Alors que le secteur manufacturier ontarien commence à trancher dans ses effectifs, Daniel Cloutier, directeur québécois d’Unifor, plaide pour une stratégie industrielle forte face aux tarifs de Trump. Photo : Gracieuseté

Daniel Cloutier est le directeur québécois d’Unifor. Le plus grand syndicat du secteur privé au Canada regroupe 320 000 membres, répartis dans divers secteurs de l’économie. 
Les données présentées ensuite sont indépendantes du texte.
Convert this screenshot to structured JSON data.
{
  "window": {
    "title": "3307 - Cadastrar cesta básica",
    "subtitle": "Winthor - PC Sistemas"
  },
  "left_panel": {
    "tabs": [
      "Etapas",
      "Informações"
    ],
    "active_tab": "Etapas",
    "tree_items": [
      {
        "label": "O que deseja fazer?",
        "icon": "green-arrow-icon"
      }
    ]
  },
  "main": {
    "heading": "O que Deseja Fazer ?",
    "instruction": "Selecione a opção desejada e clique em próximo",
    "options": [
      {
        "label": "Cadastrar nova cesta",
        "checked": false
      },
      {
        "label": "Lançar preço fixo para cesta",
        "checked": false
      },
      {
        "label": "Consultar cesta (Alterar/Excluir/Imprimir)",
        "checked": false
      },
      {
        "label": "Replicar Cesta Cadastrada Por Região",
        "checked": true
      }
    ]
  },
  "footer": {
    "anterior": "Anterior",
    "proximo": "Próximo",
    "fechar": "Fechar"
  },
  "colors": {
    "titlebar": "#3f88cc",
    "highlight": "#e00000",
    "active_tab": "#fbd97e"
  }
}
Les licenciements s’accumulent en Ontario. À L’Orignal, Ivaco a licencié 30 employés et mis à pied temporairement 120 autres. À Sault-Sainte-Marie, l’usine Algoma Steel Group a supprimé 20 postes et annoncé des réductions de main-d’œuvre jusqu’à 25 % de son effectif. À Hamilton, les autorités locales ont alerté sur 28 000 emplois menacés, dont 9 000 directement liés à la production et à la transformation de l’acier et des métaux.
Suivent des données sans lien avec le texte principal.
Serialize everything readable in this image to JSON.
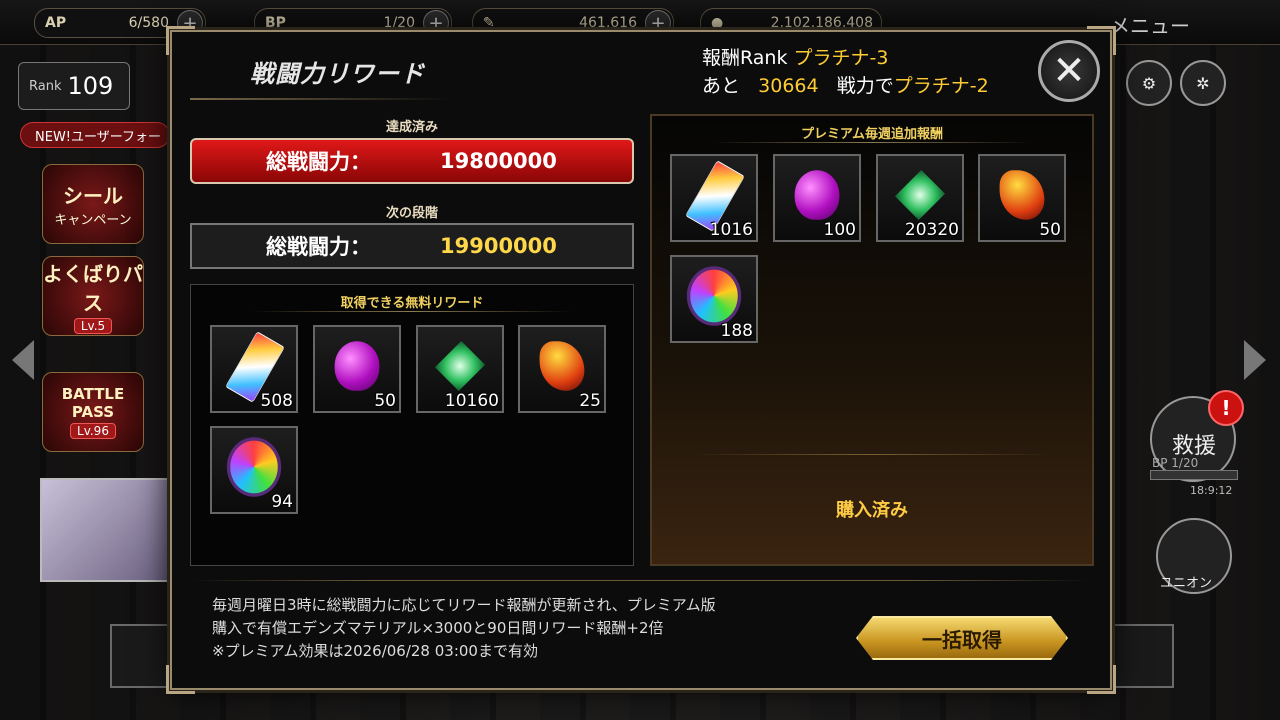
{
  "hud": {
    "ap_label": "AP",
    "ap_value": "6/580",
    "bp_label": "BP",
    "bp_value": "1/20",
    "coin_value": "461,616",
    "gem_value": "2,102,186,408",
    "menu_label": "メニュー"
  },
  "sidebar": {
    "rank_label": "Rank",
    "rank_value": "109",
    "new_button": "NEW!ユーザーフォー",
    "seal_title": "シール",
    "seal_sub": "キャンペーン",
    "yokubari_title": "よくばりパス",
    "yokubari_lv": "Lv.5",
    "battlepass_title": "BATTLE PASS",
    "battlepass_lv": "Lv.96"
  },
  "right_hud": {
    "rescue_label": "救援",
    "bp_label": "BP",
    "bp_value": "1/20",
    "time": "18:9:12",
    "alert": "!",
    "union_label": "ユニオン"
  },
  "modal": {
    "title": "戦闘力リワード",
    "rank_prefix": "報酬Rank",
    "rank_value": "プラチナ-3",
    "next_prefix": "あと",
    "next_amount": "30664",
    "next_mid": "戦力で",
    "next_rank": "プラチナ-2",
    "close_symbol": "✕",
    "achieved_label": "達成済み",
    "achieved_power_label": "総戦闘力：",
    "achieved_power_value": "19800000",
    "next_stage_label": "次の段階",
    "next_power_label": "総戦闘力：",
    "next_power_value": "19900000",
    "free_title": "取得できる無料リワード",
    "free_items": [
      {
        "icon": "rainbow-crystal-icon",
        "count": "508"
      },
      {
        "icon": "purple-apple-icon",
        "count": "50"
      },
      {
        "icon": "green-gem-icon",
        "count": "10160"
      },
      {
        "icon": "fire-stone-icon",
        "count": "25"
      },
      {
        "icon": "rainbow-orb-icon",
        "count": "94"
      }
    ],
    "premium_title": "プレミアム毎週追加報酬",
    "premium_items": [
      {
        "icon": "rainbow-crystal-icon",
        "count": "1016"
      },
      {
        "icon": "purple-apple-icon",
        "count": "100"
      },
      {
        "icon": "green-gem-icon",
        "count": "20320"
      },
      {
        "icon": "fire-stone-icon",
        "count": "50"
      },
      {
        "icon": "rainbow-orb-icon",
        "count": "188"
      }
    ],
    "purchased_label": "購入済み",
    "notice_line1": "毎週月曜日3時に総戦闘力に応じてリワード報酬が更新され、プレミアム版",
    "notice_line2": "購入で有償エデンズマテリアル×3000と90日間リワード報酬+2倍",
    "notice_line3": "※プレミアム効果は2026/06/28 03:00まで有効",
    "claim_all_button": "一括取得"
  }
}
Les nouveaux tarifs douaniers annoncés par l’administration Trump sur les exportations canadiennes d’acier et d’aluminium, qui devraient entrer en vigueur le 2 avril, provoquent des remous dans l’industrie manufacturière ontarienne. Daniel Cloutier voit des opportunités à saisir, notamment en Europe, où les investissements massifs dans la défense pourraient ouvrir de nouveaux débouchés.

« En quoi les tarifs douaniers impactent différemment les secteurs de l’acier et de l’aluminium?

Le marché de l’acier fonctionne différemment de celui de l’aluminium, les impacts sur les entreprises canadiennes seront donc distincts. 

En 2022, les États-Unis ont importé 17 % de leur consommation totale d’acier, dont 22 % provenaient du Canada. Les tarifs auront ainsi des conséquences importantes pour les travailleurs et l’industrie de l’acier, notamment en Ontario.

Pour ce qui est de l’aluminium, les États-Unis dépendent davantage des importations : 44 % de leur consommation vient de l’étranger, et le Canada représente 60 % de ces importations.

À court et moyen terme, les producteurs américains ne peuvent pas combler ce besoin localement, faute d’infrastructures suffisantes et d’accès à l’énergie nécessaire pour alimenter des fonderies d’aluminium. Les producteurs canadiens d’aluminium brut, principalement au Québec et en Colombie-Britannique, continueront donc à exporter vers les États-Unis. Il est probable que le coût soit absorbé par le marché.

Quel pourrait être l’impact en Ontario dans ces deux secteurs?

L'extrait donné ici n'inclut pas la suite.